Peter Bjorn and John - Young Folks

Three evergreen figures on the Stockholm gig circuit, Peter Bjorn and John struck international gold with a song prefaced by the catchiest bit of whistling this side of The Dock of The Bay. They couldn't have done it alone though: a good song was made great with the vocal assistance of former voice of The Concretes, Victoria Bergman.

José González/The Knife - Heartbeats

Brother and sister Dreijer, aka The Knife, wrote this finely crafted song, later recorded by Jose González. The Knife's version set dancefloors alight in Sweden but canny González had the last laugh as a million coloured balls tumbled down a hill to the accompaniment of his dulcet tones in a TV ad seen worldwide. Each version is engaging, infectious and worthy of a top ten place. Let's call it a draw and stick them both in...

Bear Quartet - Put Me Back Together

Luleå in the far north of Sweden is home to one of the country's finest indie pop bands. In fact, at one point it seemed everything good in Swedish music was drifting down from colder latitudes, and the Bear Quartet were as prolific as they were consistently excellent songwriters. The output slowed down somewhat in the latter half of the 2000s as singer Mattias Alkberg sidled off on a series of solo ventures that were also marked by the stamp of quality. Below is the video for Ask Me Don't Axe Me, another song from the same album, 2004's Angry Brigade.

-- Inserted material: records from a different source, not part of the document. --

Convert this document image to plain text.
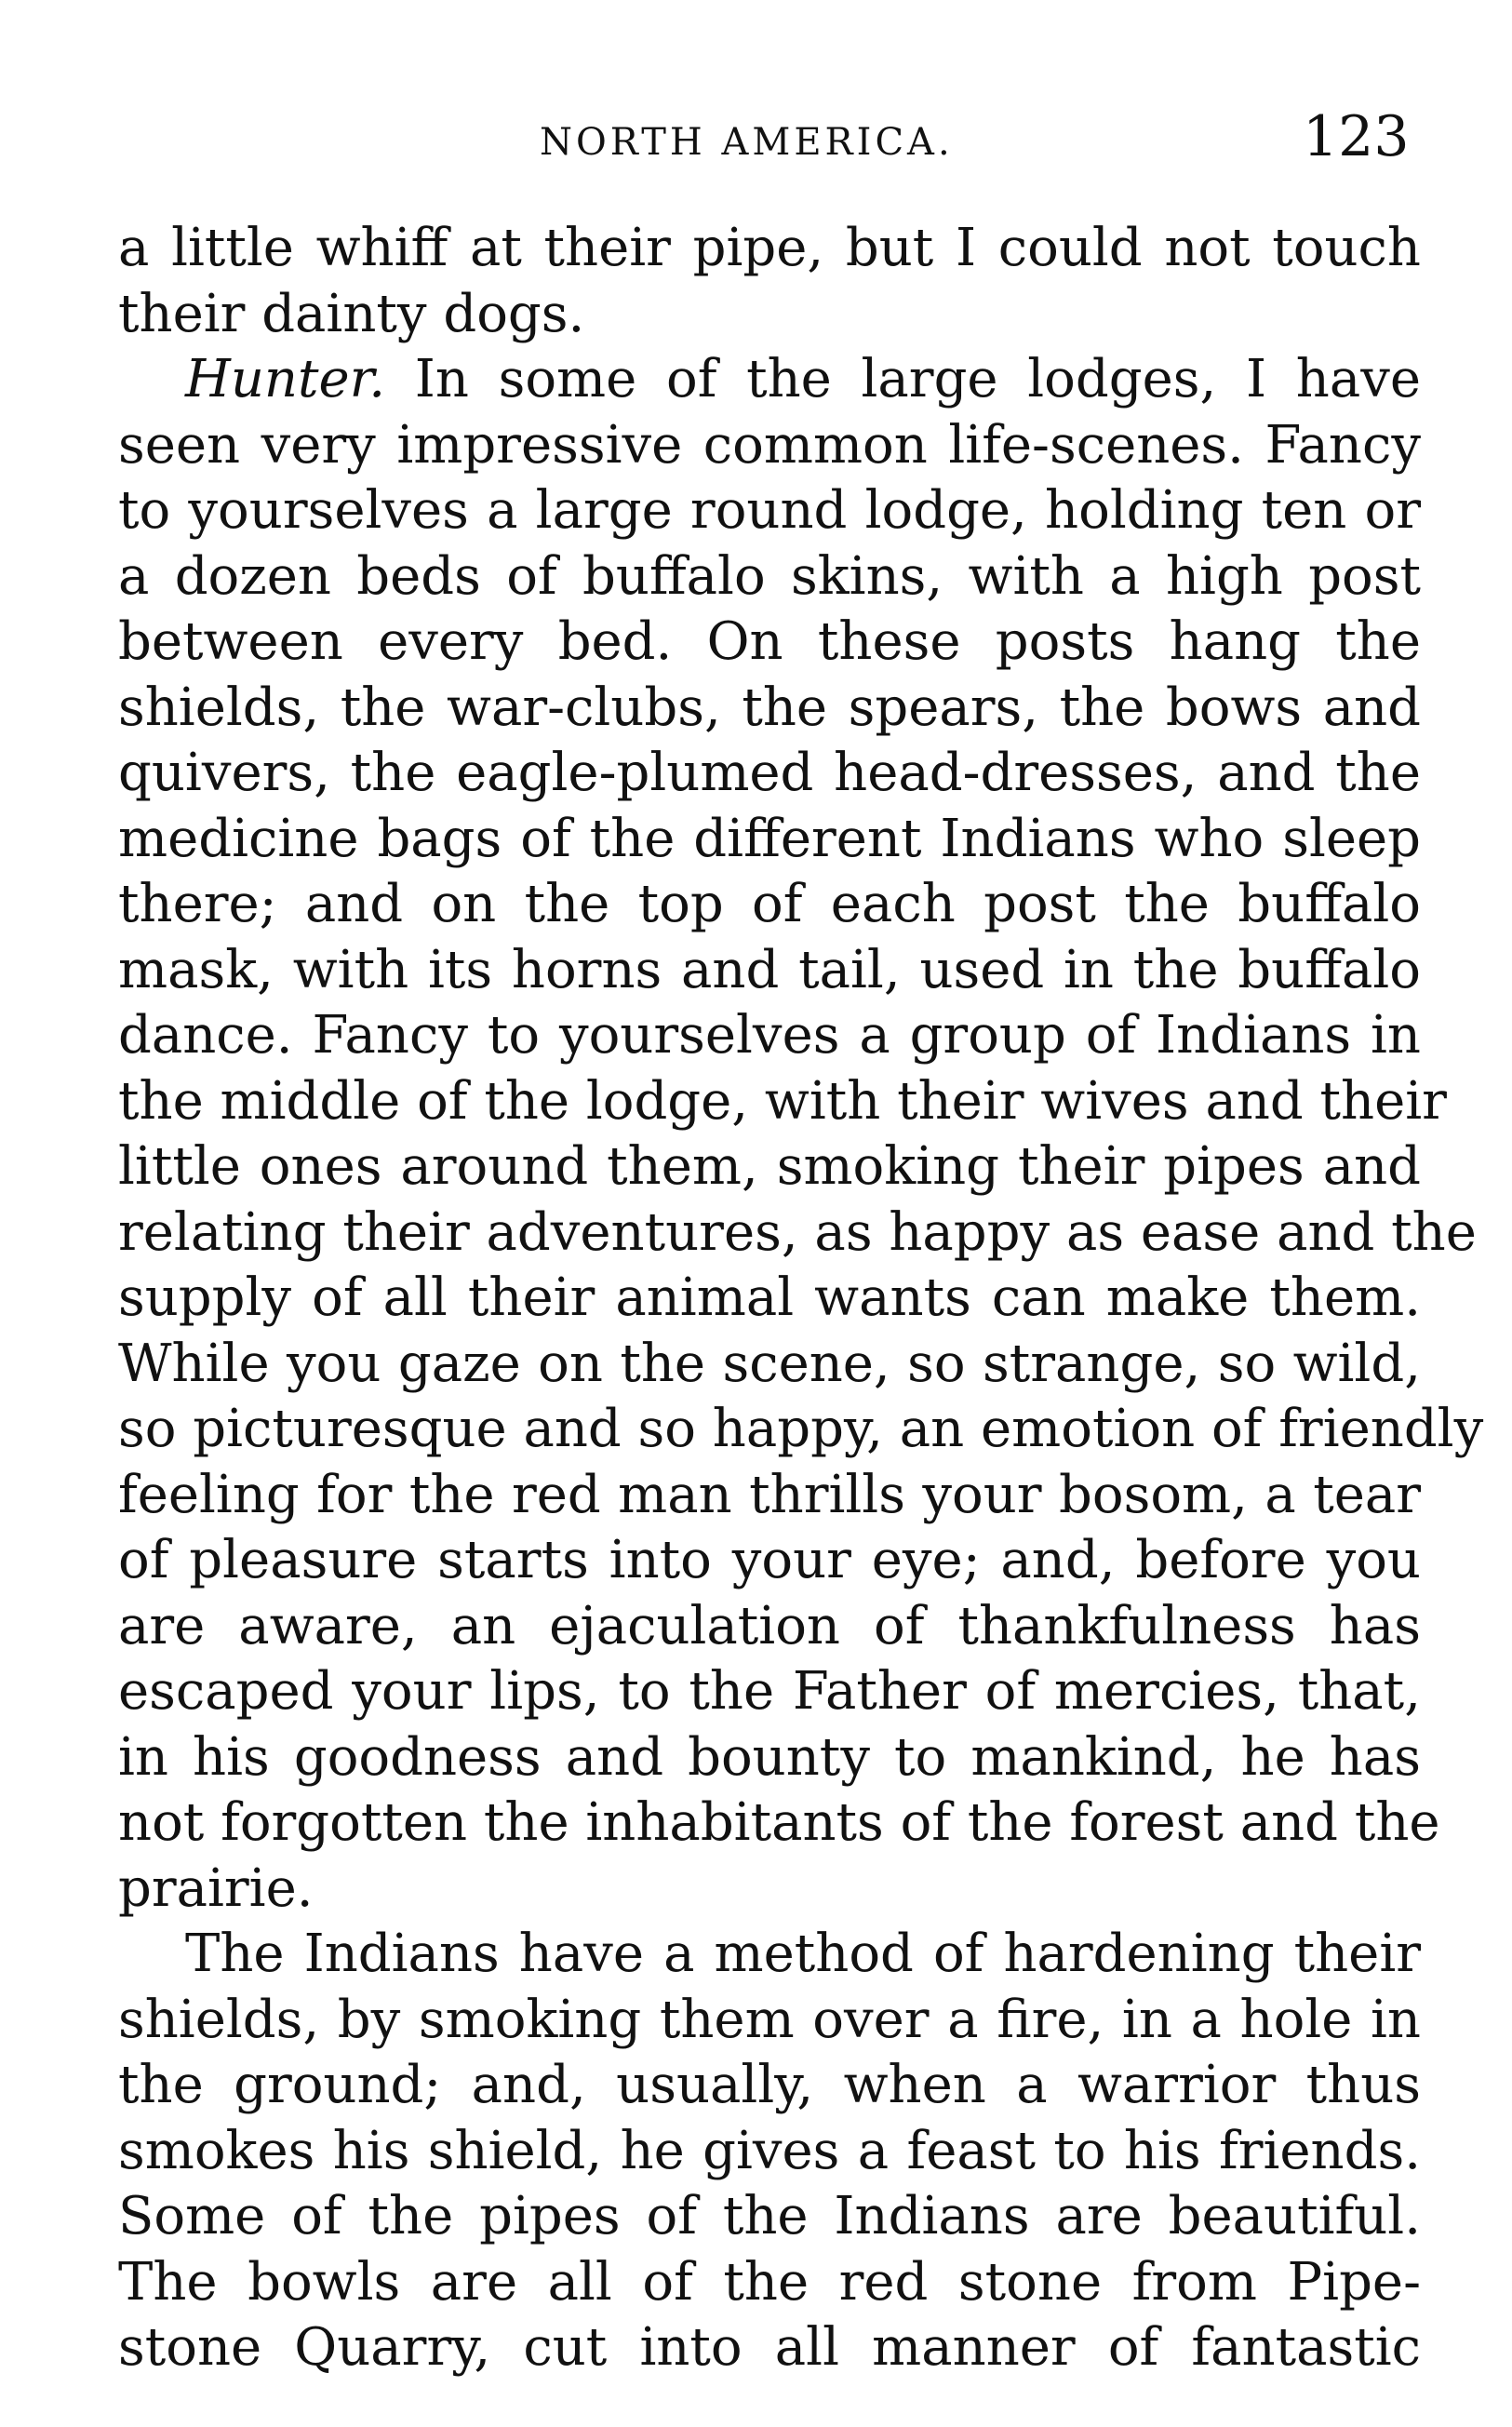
NORTH AMERICA.	123
a little whiff at their pipe, but I could not touch
their dainty dogs.
Hunter. In some of the large lodges, I have
seen very impressive common life-scenes. Fancy
to yourselves a large round lodge, holding ten or
a dozen beds of buffalo skins, with a high post
between every bed. On these posts hang the
shields, the war-clubs, the spears, the bows and
quivers, the eagle-plumed head-dresses, and the
medicine bags of the different Indians who sleep
there; and on the top of each post the buffalo
mask, with its horns and tail, used in the buffalo
dance. Fancy to yourselves a group of Indians in
the middle of the lodge, with their wives and their
little ones around them, smoking their pipes and
relating their adventures, as happy as ease and the
supply of all their animal wants can make them.
While you gaze on the scene, so strange, so wild,
so picturesque and so happy, an emotion of friendly
feeling for the red man thrills your bosom, a tear
of pleasure starts into your eye; and, before you
are aware, an ejaculation of thankfulness has
escaped your lips, to the Father of mercies, that,
in his goodness and bounty to mankind, he has
not forgotten the inhabitants of the forest and the
prairie.
The Indians have a method of hardening their
shields, by smoking them over a fire, in a hole in
the ground; and, usually, when a warrior thus
smokes his shield, he gives a feast to his friends.
Some of the pipes of the Indians are beautiful.
The bowls are all of the red stone from Pipe-
stone Quarry, cut into all manner of fantastic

Robyn - With Every Heartbeat

Having shot to fame for her part in the soundtrack of Lukas Moodysson's fantastic coming of age drama Fucking Åmål, there seemed a danger that Robyn might be destined for a career of capable but ultimately uninspiring production line pop. When her label hinted that this was in fact the path mapped out for her, the artist took a brave stance and cut the safety net, establishing Konichiwa Records and never looking back. If there were ever doubts about the move, they were swiftly dispelled in 2007 when this collaboration with production wizard Kleerup earned her the top spot in the UK charts.